FAQ – Questions fréquentes
1) En combien de temps Lamisil agit-il ?
Les symptômes peuvent s’améliorer en quelques jours, mais la disparition complète du champignon peut nécessiter plus de temps. Pour les mycoses des ongles, l’évolution est lente en raison du repousse de l’ongle. Respectez la durée recommandée dans la notice.
2) Puis-je arrêter dès que ça va mieux ?
Il est préférable de ne pas arrêter prématurément. Une durée incomplète favorise les récidives. Terminez le traitement selon la notice et/ou l’évaluation du professionnel.
3) Est-ce que je peux appliquer Lamisil sur des zones très étendues ?
Cela dépend de la forme et de l’indication. Pour l’usage cutané, suivez la notice : l’étendue et l’état de la peau influencent la quantité absorbée et le risque d’irritation. En cas de surface très importante ou de lésions profondes, demandez un avis.

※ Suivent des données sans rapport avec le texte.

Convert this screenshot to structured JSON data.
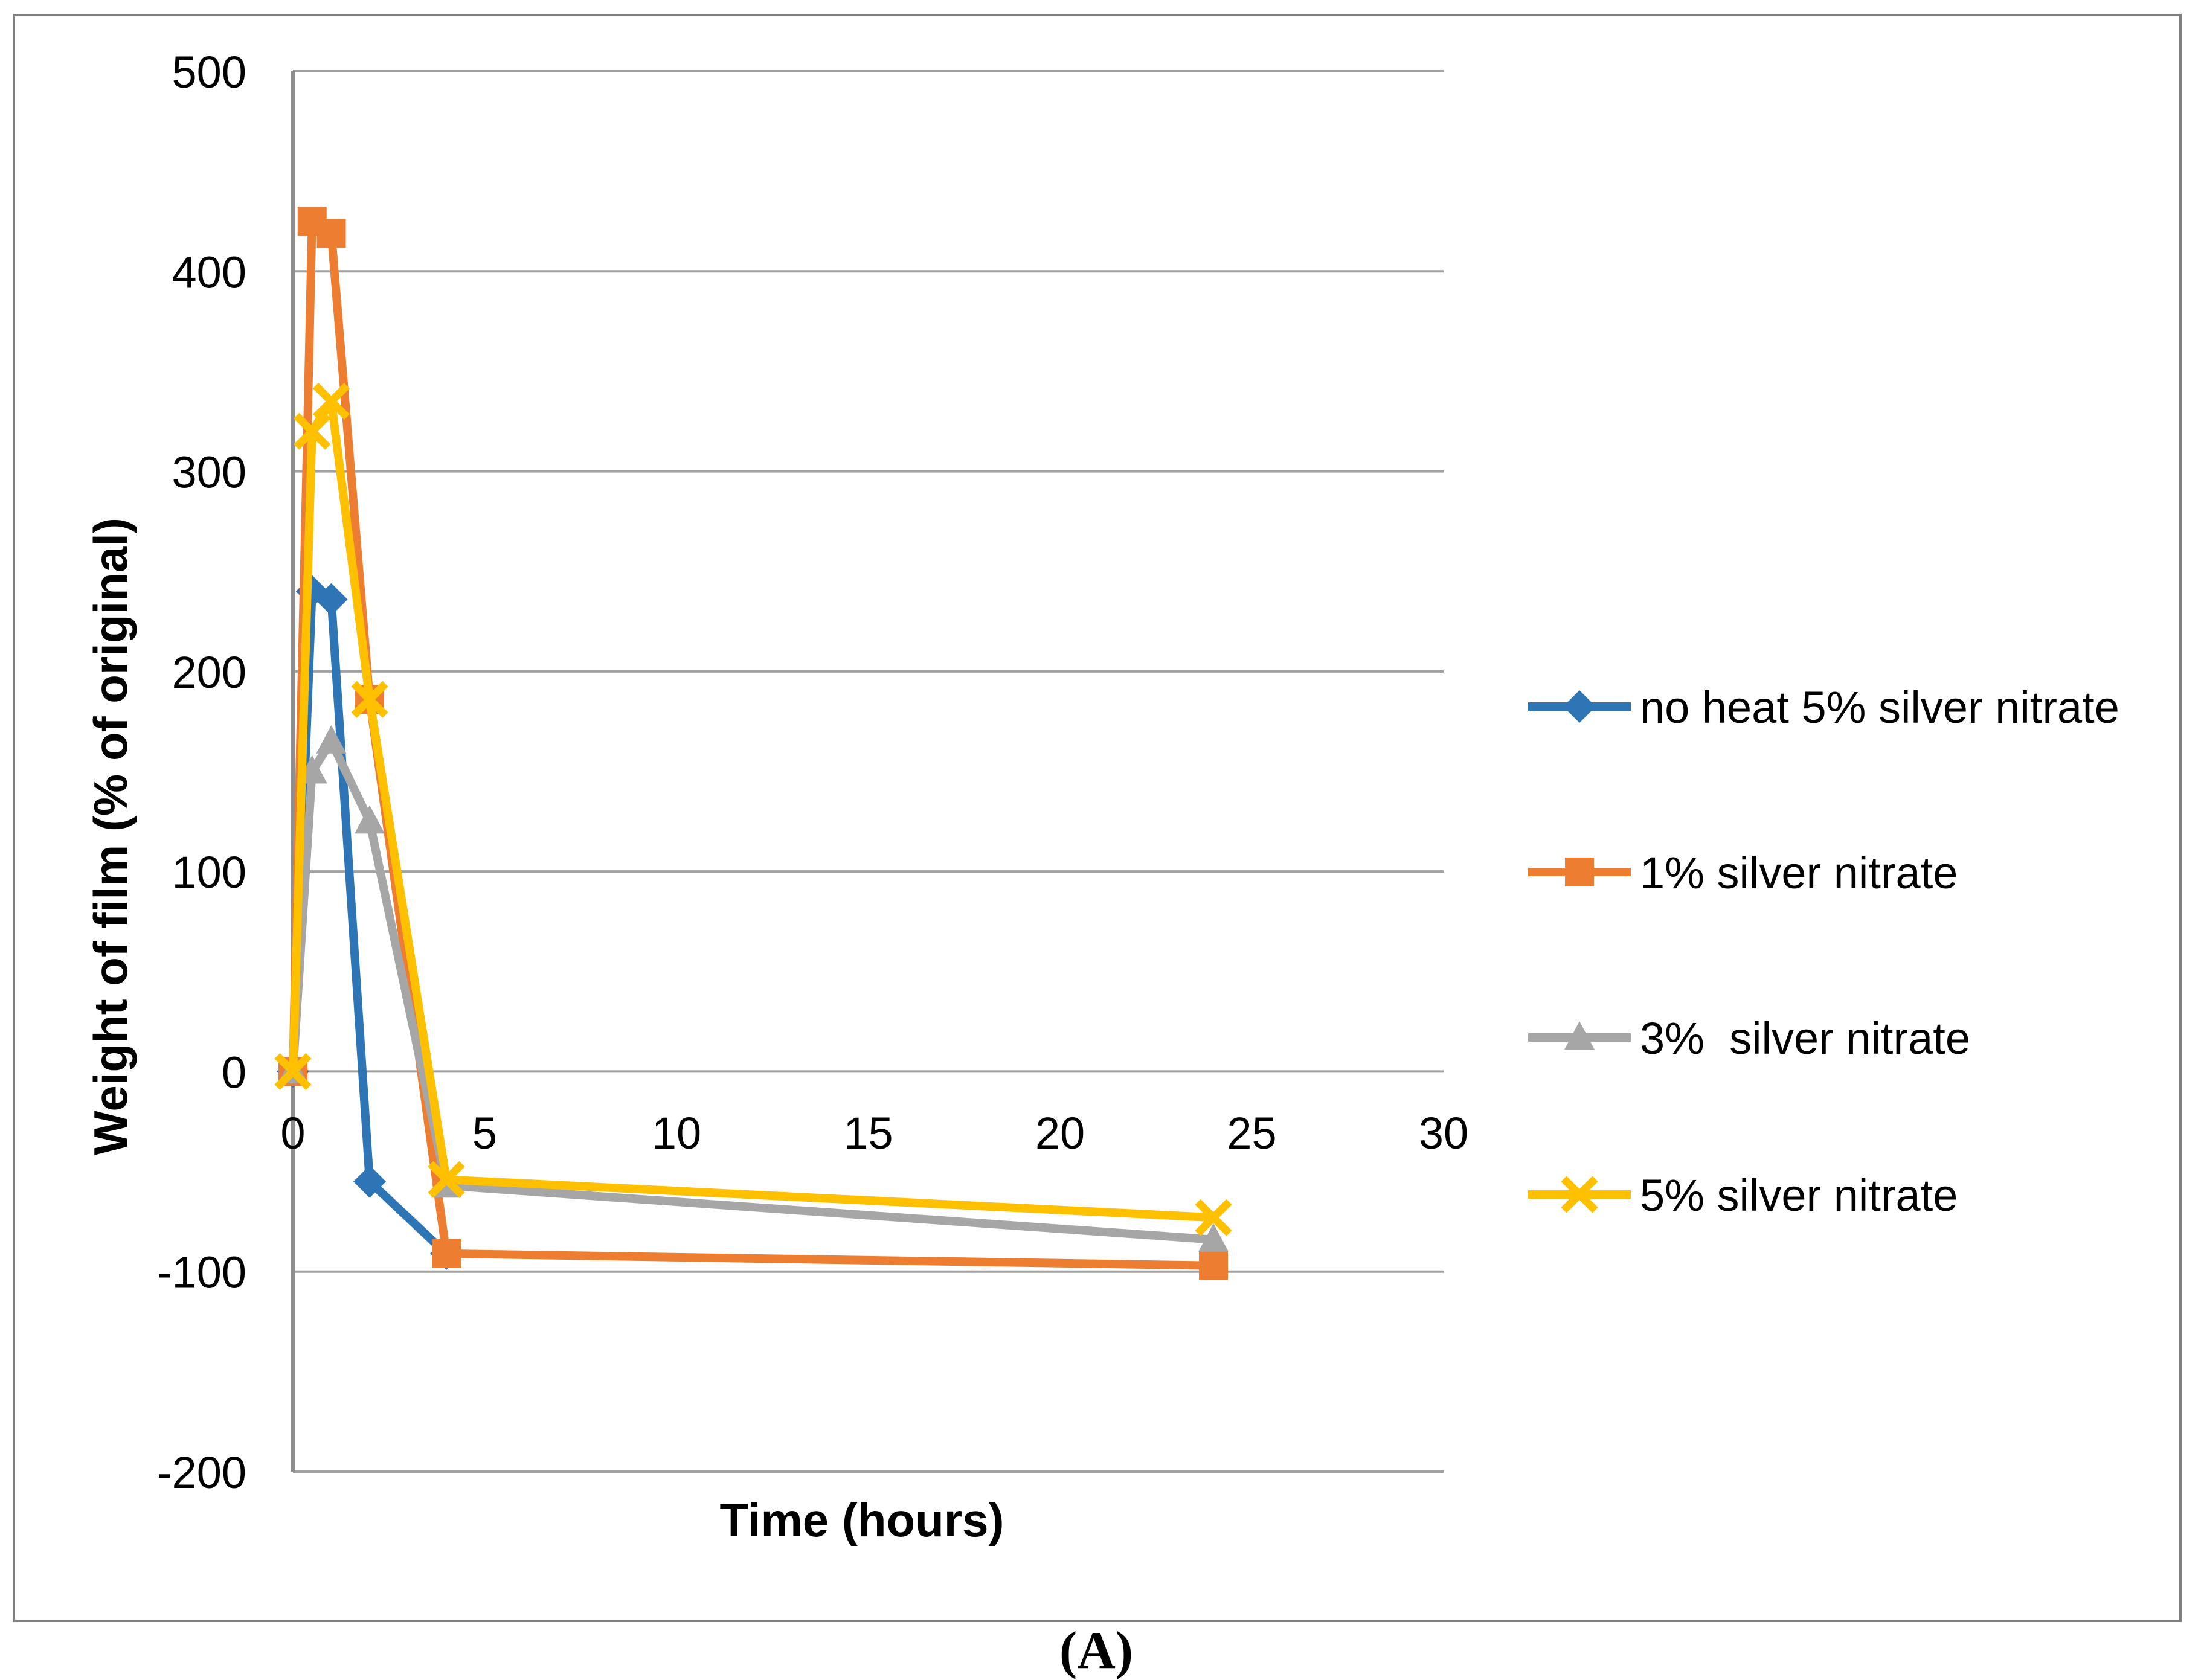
{
  "figure": {
    "panel_label": "(A)",
    "background": "#FFFFFF",
    "border_color": "#7F7F7F",
    "axes": {
      "x_title": "Time (hours)",
      "y_title": "Weight of film (% of original)",
      "x_ticks": [
        "0",
        "5",
        "10",
        "15",
        "20",
        "25",
        "30"
      ],
      "y_ticks": [
        "500",
        "400",
        "300",
        "200",
        "100",
        "0",
        "-100",
        "-200"
      ],
      "grid_color": "#A0A0A0",
      "axis_line_color": "#8E8E8E",
      "text_color": "#000000"
    },
    "legend_position": "right"
  },
  "chart_data": {
    "type": "line",
    "title": "",
    "xlabel": "Time (hours)",
    "ylabel": "Weight of film (% of original)",
    "xlim": [
      0,
      30
    ],
    "ylim": [
      -200,
      500
    ],
    "x_tick_step": 5,
    "y_tick_step": 100,
    "grid": "horizontal",
    "legend_position": "right",
    "series": [
      {
        "name": "no heat 5% silver nitrate",
        "color": "#2E75B6",
        "marker": "diamond",
        "x": [
          0,
          0.5,
          1,
          2,
          4
        ],
        "y": [
          0,
          240,
          236,
          -55,
          -91
        ]
      },
      {
        "name": "1% silver nitrate",
        "color": "#ED7D31",
        "marker": "square",
        "x": [
          0,
          0.5,
          1,
          2,
          4,
          24
        ],
        "y": [
          0,
          425,
          419,
          186,
          -91,
          -97
        ]
      },
      {
        "name": "3%  silver nitrate",
        "color": "#A6A6A6",
        "marker": "triangle",
        "x": [
          0,
          0.5,
          1,
          2,
          4,
          24
        ],
        "y": [
          0,
          150,
          165,
          125,
          -57,
          -84
        ]
      },
      {
        "name": "5% silver nitrate",
        "color": "#FFC000",
        "marker": "x",
        "x": [
          0,
          0.5,
          1,
          2,
          4,
          24
        ],
        "y": [
          0,
          320,
          335,
          186,
          -54,
          -73
        ]
      }
    ]
  }
}
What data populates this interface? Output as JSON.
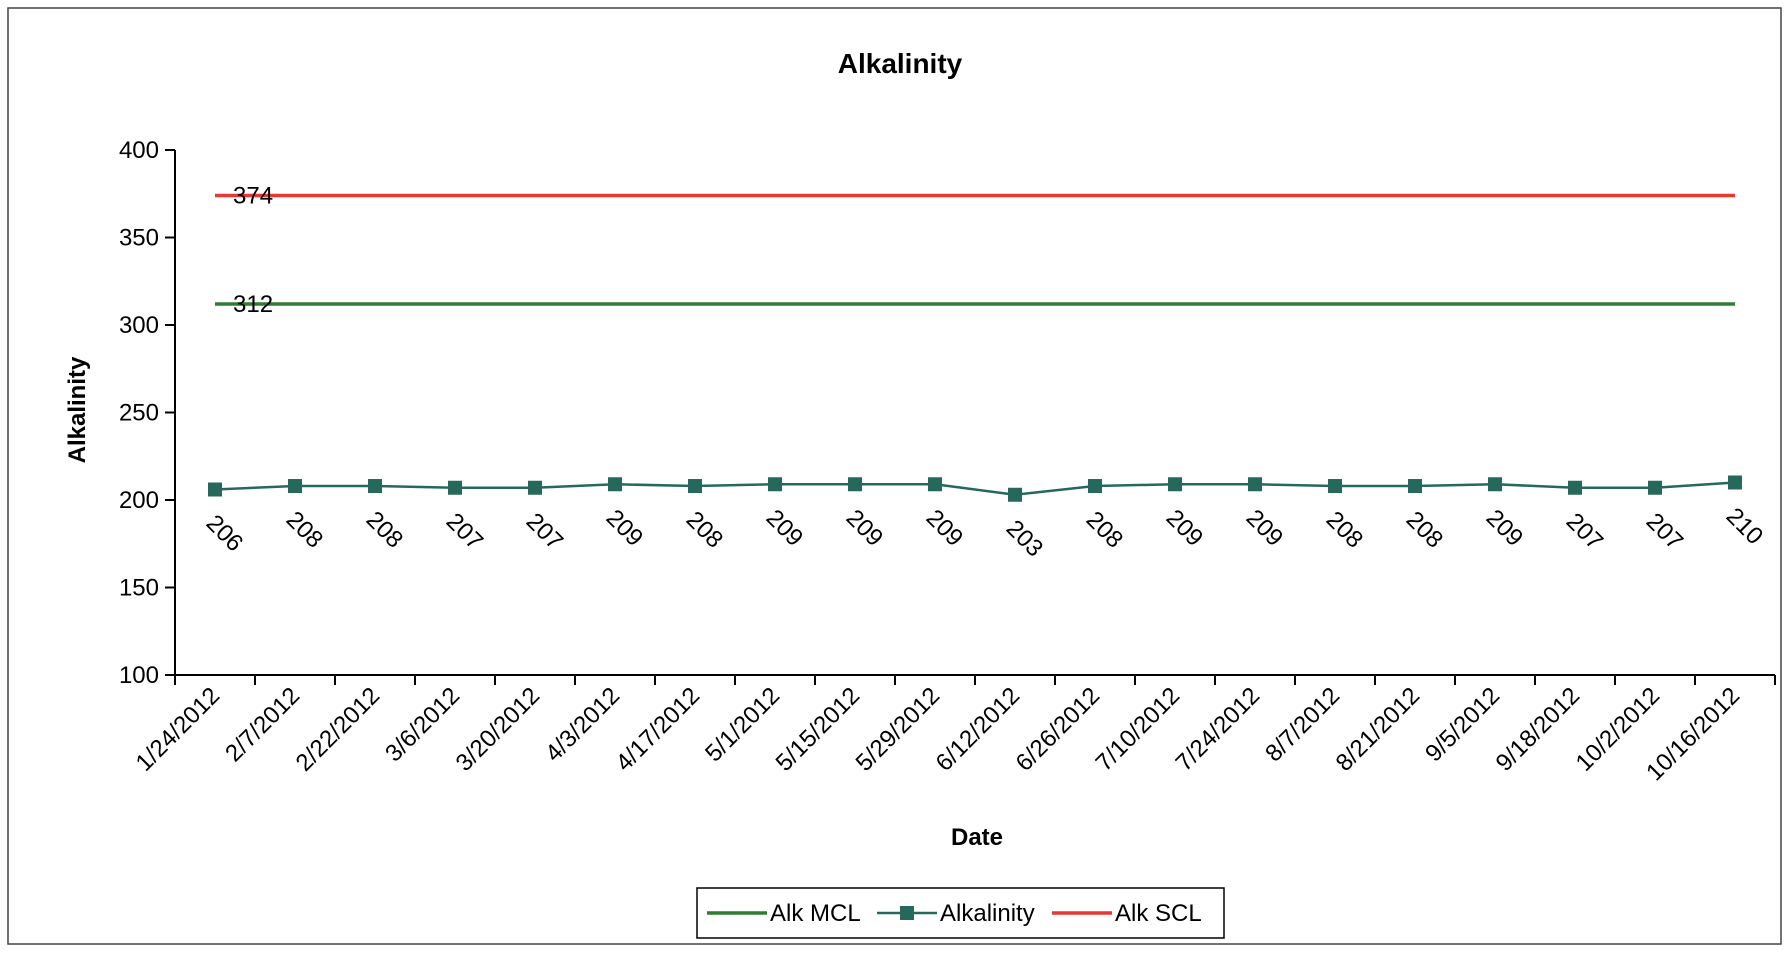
{
  "chart_data": {
    "type": "line",
    "title": "Alkalinity",
    "xlabel": "Date",
    "ylabel": "Alkalinity",
    "ylim": [
      100,
      400
    ],
    "yticks": [
      100,
      150,
      200,
      250,
      300,
      350,
      400
    ],
    "grid": false,
    "legend_position": "bottom-center",
    "categories": [
      "1/24/2012",
      "2/7/2012",
      "2/22/2012",
      "3/6/2012",
      "3/20/2012",
      "4/3/2012",
      "4/17/2012",
      "5/1/2012",
      "5/15/2012",
      "5/29/2012",
      "6/12/2012",
      "6/26/2012",
      "7/10/2012",
      "7/24/2012",
      "8/7/2012",
      "8/21/2012",
      "9/5/2012",
      "9/18/2012",
      "10/2/2012",
      "10/16/2012"
    ],
    "series": [
      {
        "name": "Alk MCL",
        "color": "#2e7d32",
        "marker": "none",
        "values": [
          312,
          312,
          312,
          312,
          312,
          312,
          312,
          312,
          312,
          312,
          312,
          312,
          312,
          312,
          312,
          312,
          312,
          312,
          312,
          312
        ]
      },
      {
        "name": "Alkalinity",
        "color": "#26695c",
        "marker": "square",
        "values": [
          206,
          208,
          208,
          207,
          207,
          209,
          208,
          209,
          209,
          209,
          203,
          208,
          209,
          209,
          208,
          208,
          209,
          207,
          207,
          210
        ]
      },
      {
        "name": "Alk SCL",
        "color": "#e53935",
        "marker": "none",
        "values": [
          374,
          374,
          374,
          374,
          374,
          374,
          374,
          374,
          374,
          374,
          374,
          374,
          374,
          374,
          374,
          374,
          374,
          374,
          374,
          374
        ]
      }
    ],
    "annotations": [
      {
        "series": "Alk SCL",
        "index": 0,
        "text": "374"
      },
      {
        "series": "Alk MCL",
        "index": 0,
        "text": "312"
      }
    ],
    "data_labels": {
      "series": "Alkalinity",
      "labels": [
        "206",
        "208",
        "208",
        "207",
        "207",
        "209",
        "208",
        "209",
        "209",
        "209",
        "203",
        "208",
        "209",
        "209",
        "208",
        "208",
        "209",
        "207",
        "207",
        "210"
      ]
    }
  }
}
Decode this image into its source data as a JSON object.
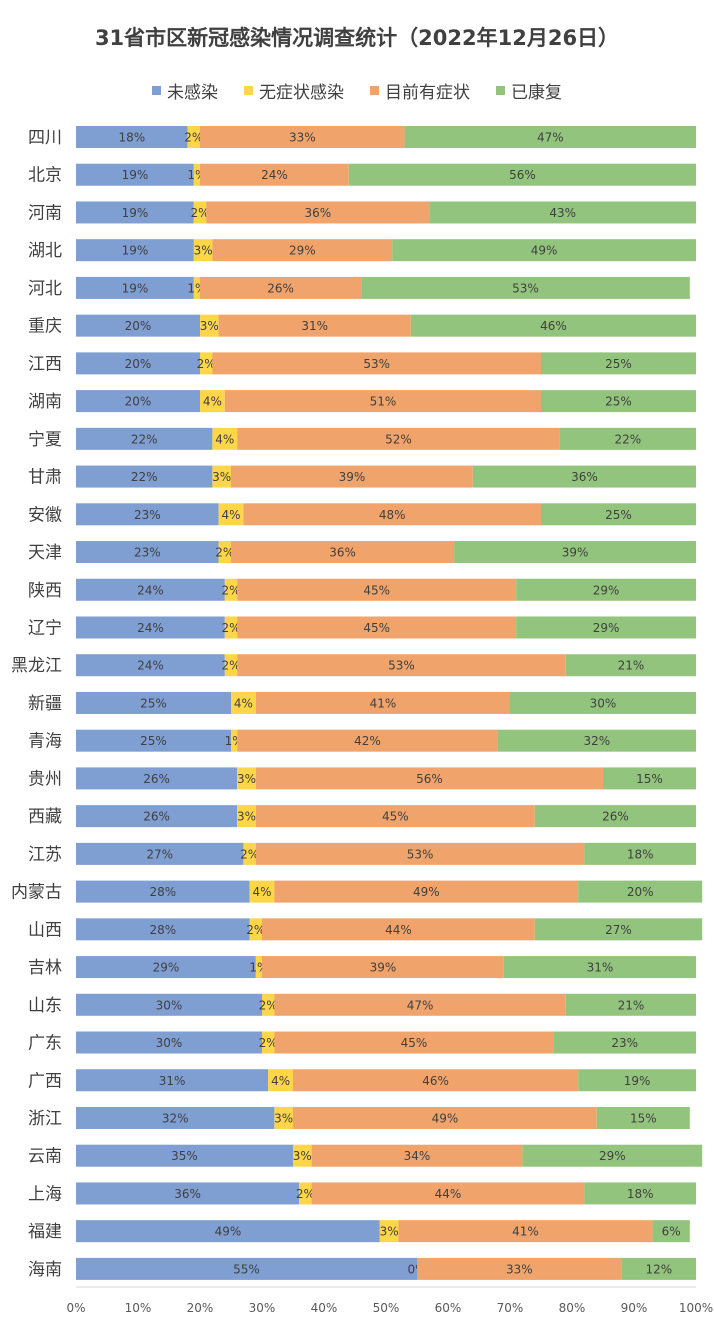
{
  "chart_data": {
    "type": "bar",
    "orientation": "horizontal",
    "stacked": "percent",
    "title": "31省市区新冠感染情况调查统计（2022年12月26日）",
    "legend_position": "top",
    "categories": [
      "四川",
      "北京",
      "河南",
      "湖北",
      "河北",
      "重庆",
      "江西",
      "湖南",
      "宁夏",
      "甘肃",
      "安徽",
      "天津",
      "陕西",
      "辽宁",
      "黑龙江",
      "新疆",
      "青海",
      "贵州",
      "西藏",
      "江苏",
      "内蒙古",
      "山西",
      "吉林",
      "山东",
      "广东",
      "广西",
      "浙江",
      "云南",
      "上海",
      "福建",
      "海南"
    ],
    "series": [
      {
        "name": "未感染",
        "color": "#7F9ED2",
        "values": [
          18,
          19,
          19,
          19,
          19,
          20,
          20,
          20,
          22,
          22,
          23,
          23,
          24,
          24,
          24,
          25,
          25,
          26,
          26,
          27,
          28,
          28,
          29,
          30,
          30,
          31,
          32,
          35,
          36,
          49,
          55
        ]
      },
      {
        "name": "无症状感染",
        "color": "#FFD54A",
        "values": [
          2,
          1,
          2,
          3,
          1,
          3,
          2,
          4,
          4,
          3,
          4,
          2,
          2,
          2,
          2,
          4,
          1,
          3,
          3,
          2,
          4,
          2,
          1,
          2,
          2,
          4,
          3,
          3,
          2,
          3,
          0
        ]
      },
      {
        "name": "目前有症状",
        "color": "#F0A46B",
        "values": [
          33,
          24,
          36,
          29,
          26,
          31,
          53,
          51,
          52,
          39,
          48,
          36,
          45,
          45,
          53,
          41,
          42,
          56,
          45,
          53,
          49,
          44,
          39,
          47,
          45,
          46,
          49,
          34,
          44,
          41,
          33
        ]
      },
      {
        "name": "已康复",
        "color": "#93C47D",
        "values": [
          47,
          56,
          43,
          49,
          53,
          46,
          25,
          25,
          22,
          36,
          25,
          39,
          29,
          29,
          21,
          30,
          32,
          15,
          26,
          18,
          20,
          27,
          31,
          21,
          23,
          19,
          15,
          29,
          18,
          6,
          12
        ]
      }
    ],
    "value_suffix": "%",
    "xlim": [
      0,
      100
    ],
    "x_ticks": [
      "0%",
      "10%",
      "20%",
      "30%",
      "40%",
      "50%",
      "60%",
      "70%",
      "80%",
      "90%",
      "100%"
    ],
    "grid": false
  }
}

4) Que faire si j’ai une irritation après application ?
Une légère irritation peut survenir. Si la réaction devient importante (brûlure intense, rougeur marquée, gonflement) ou si une allergie est suspectée, stoppez et consultez rapidement.
5) Lamisil peut-il être utilisé avec d’autres produits sur la peau ?
Par prudence, évitez de multiplier les produits (crèmes différentes, antiseptiques, produits “asséchants” ou irritants) sans avis. Certains traitements peuvent modifier l’aspect clinique et retarder le diagnostic.
6) Puis-je boire de l’alcool pendant le traitement ?
Par prudence, limitez ou évitez l’alcool, surtout en cas de forme orale et/ou d’antécédents hépatiques. Si vous ressentez des symptômes inhabituels (fatigue intense, jaunisse, urines foncées), consultez sans attendre.
7) Que faire en cas d’oubli d’une application ?
Si vous oubliez une application cutanée, appliquez-la dès que possible. S’il est presque l’heure de la prochaine, ne doublez pas la quantité : reprenez le rythme habituel. Pour la forme orale, respectez la notice.
8) Comment éviter que la mycose revienne ?
Concentrez-vous sur la prévention : séchage soigneux, changements réguliers de chaussettes/linge, aération des chaussures, ne pas partager serviettes. Traiter aussi les facteurs favorisant l’humidité (transpiration) aide beaucoup.
9) Est-ce que toutes les “mycoses” sont traitées par la terbinafine ?
Non. Le diagnostic et le type de champignon comptent. Certaines affections ressemblent à une mycose (eczéma, psoriasis, dermatite, infections bactériennes). En cas d’échec, demandez un avis pour confirmer le diagnostic.
10) La terbinafine est-elle “plus forte” que d’autres antifongiques ?
L’efficacité dépend du type de mycose et du champignon. Dans certains cas, la terbinafine est très efficace contre les dermatophytes ; dans d’autres situations, un autre antifongique peut être plus adapté. Le choix dépend de la localisation, de l’étendue et de votre situation.
Résumé en bref
- Lamisil (terbinafine) est un antifongique utilisé pour traiter des mycoses.
- Il agit en bloquant une étape clé de la formation de la membrane du champignon.
- Les résultats s’observent progressivement : respectez la durée.
- Pour les formes orales, une prudence particulière est recommandée vis-à-vis du foie et de l’alcool.
- La prévention (hygiène, séchage, linge/chaussures) réduit fortement les récidives.
Si vous avez des doutes (diagnostic, durée, interactions), demandez conseil à votre pharmacien ou à un professionnel de santé.